Figure 5.

PI3K/AKT/mTOR inhibition increases ΔF508 CFTR stability through BAG3. (a) CFTR was immunoprecipitated from WT HBE41o- and ΔF508 CFBE41o- cells and immunoblotting was performed for Hsp90, BAG3 and β-actin. (b) ΔF508 CFBE41o- cells (37 °C) were treated with AZD-8055, KU-0063794, AKT-VIII and MK-2206 and the protein expression of Hsp70, Hsp90, BAG3 and HSF1 and actin was determined. WT HBE41o- cells and ΔF508 CFBE41o- cells (27 °C) acted as positive controls and ΔF508 CFBE41o- (37 °C) was a benchmark for comparison (c) A quantitative graph of BAG3 from ΔF508 CFBE41o- lysates, CFBE41o- cells (37 °C) were treated with AZD-8055, KU-0063794, AKT-VIII and MK-2206. The results shown are representative of three independent experiments; the histograms represent the average and the error bars represent the standard deviation of the means. Statistical significance was examined using a two tailed by paired T-test analysis.
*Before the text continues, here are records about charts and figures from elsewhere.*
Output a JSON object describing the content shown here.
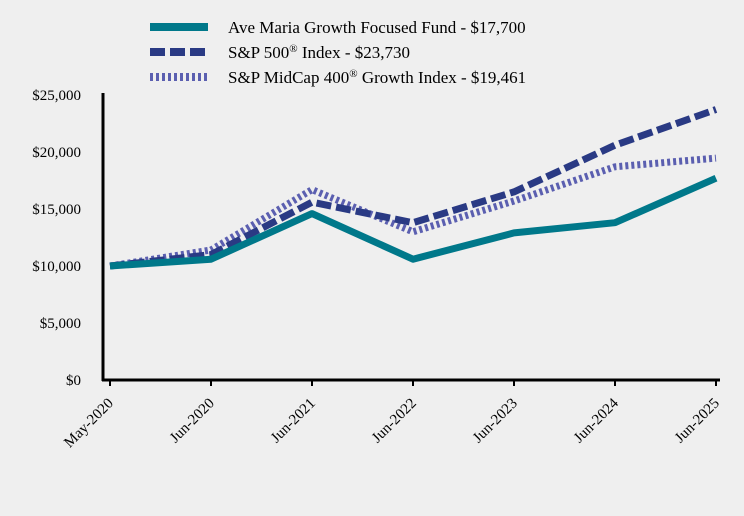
{
  "chart_data": {
    "type": "line",
    "title": "",
    "xlabel": "",
    "ylabel": "",
    "categories": [
      "May-2020",
      "Jun-2020",
      "Jun-2021",
      "Jun-2022",
      "Jun-2023",
      "Jun-2024",
      "Jun-2025"
    ],
    "ylim": [
      0,
      25000
    ],
    "yticks": [
      0,
      5000,
      10000,
      15000,
      20000,
      25000
    ],
    "ytick_labels": [
      "$0",
      "$5,000",
      "$10,000",
      "$15,000",
      "$20,000",
      "$25,000"
    ],
    "grid": false,
    "legend_position": "top",
    "series": [
      {
        "name": "Ave Maria Growth Focused Fund - $17,700",
        "legend_parts": [
          "Ave Maria Growth Focused Fund - $17,700"
        ],
        "style": "solid",
        "color": "#00788a",
        "values": [
          10000,
          10600,
          14600,
          10600,
          12900,
          13800,
          17700
        ]
      },
      {
        "name": "S&P 500® Index - $23,730",
        "legend_parts": [
          "S&P 500",
          "®",
          " Index - $23,730"
        ],
        "style": "dashed",
        "color": "#2a3a84",
        "values": [
          10000,
          11000,
          15600,
          13800,
          16500,
          20600,
          23730
        ]
      },
      {
        "name": "S&P MidCap 400® Growth Index - $19,461",
        "legend_parts": [
          "S&P MidCap 400",
          "®",
          " Growth Index - $19,461"
        ],
        "style": "dotted",
        "color": "#5b5fb0",
        "values": [
          10000,
          11400,
          16700,
          13000,
          15700,
          18700,
          19461
        ]
      }
    ]
  }
}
Asterisk *represents p ≤ 0.05 (d) Protein expression levels of CFTR, mTOR, RICTOR, MAPKAP1 and BAG3 were determined by immunoblotting in ΔF508 CFBE41o- cell lysates treated with control and BAG3 siRNA. (e) A quantitative graph of CFTR from ΔF508 CFBE41o- cell lysates treated with control (siCon) and BAG3 siRNA (siBAG3) was performed. Statistical significance was examined using a two-tailed paired T-test analysis. Asterisk* represents p < 0.05. (f) Fluorescent detection was used to visualise CFTR (green- 488 nm) and aggresomes (red- 549 nm) in ΔF508 CFBE41o- cells treated and untreated with proteasome inhibitor MG132 (10 µM) to validate the presence of aggresomes in these cells after MG132 treatment. Aggresome fromation in ΔF508 CFBE cells in the presence of siBAG3 relative to siControl under proteasomal inhibiton was then investigated. Nuclei were stained with DAPI (blue- 358 nm).